Wait-we rinsed his paws. Why does it still smell like blood down here?

“Lemme see the lighter.” Paul tossed and I managed to catch it, and made my way over to the far corner where Bear had been scrabbling around. While the entire floor was a concrete slab, that end had some vinyl floor tiles affixed to it, a lame attempt at making the space livable. I crouched down and examined the vinyl. Bear had pulled up the corner and shredded the edges. There was more of that mystery liquid seeping up from underneath, and I wondered if we had a leak.

“Hey,” I called, “there’s some sort of goo oozing up through the floor.”

“Really?” Paul made his way over to me, peering over my shoulder at the black mess. “Is that oil?” I didn’t answer. Instead, I gingerly grabbed the shredded corner of the vinyl and slowly peeled it up.

I screamed. And screamed.

I leapt backward into Paul, now hyperventilating as I tried to tell him what was beneath our house. What our dog had found. I lost my breath, then darkness took me.

 When I came to we were sitting halfway up the basement steps.
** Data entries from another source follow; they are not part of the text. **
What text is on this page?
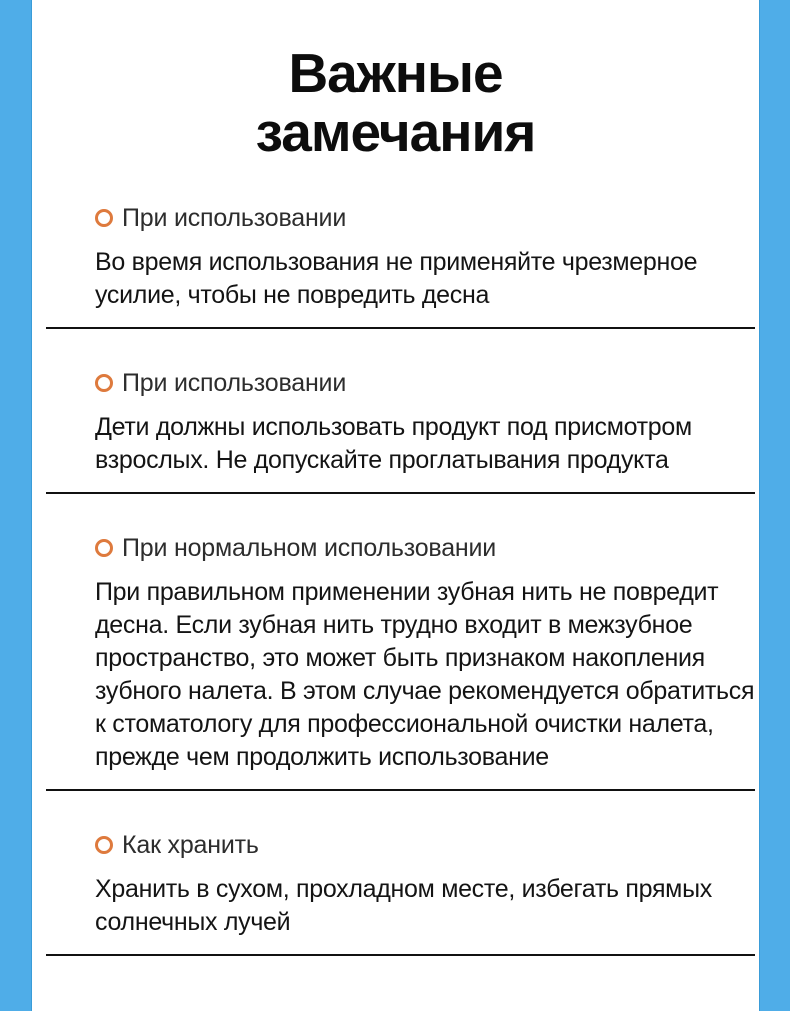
Важные
замечания
При использовании

Во время использования не применяйте чрезмерное усилие, чтобы не повредить десна

При использовании

Дети должны использовать продукт под присмотром взрослых. Не допускайте проглатывания продукта

При нормальном использовании

При правильном применении зубная нить не повредит десна. Если зубная нить трудно входит в межзубное пространство, это может быть признаком накопления зубного налета. В этом случае рекомендуется обратиться к стоматологу для профессиональной очистки налета, прежде чем продолжить использование

Как хранить

Хранить в сухом, прохладном месте, избегать прямых солнечных лучей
Paul was holding me against him, and Bear was smushed up against my hip as if to guard me. Despite the heat, I welcomed the huge, furry mess of him.

“It was a stick,” Paul whispered in my ear. “Bear found a stick.”

“It wasn’t a stick,” I snapped, my voice raw. Had I screamed that much? I guess I had. “It was a bone.”

“It was not,” he insisted, but he was wrong. I remember seeing it there under the floor, red and meaty and gnawed on. It was bone, and it was human. God, I hope Bear wasn’t the one gnawing on it. I hope he doesn’t get sick.

If Bear wasn’t gnawing on it, who was?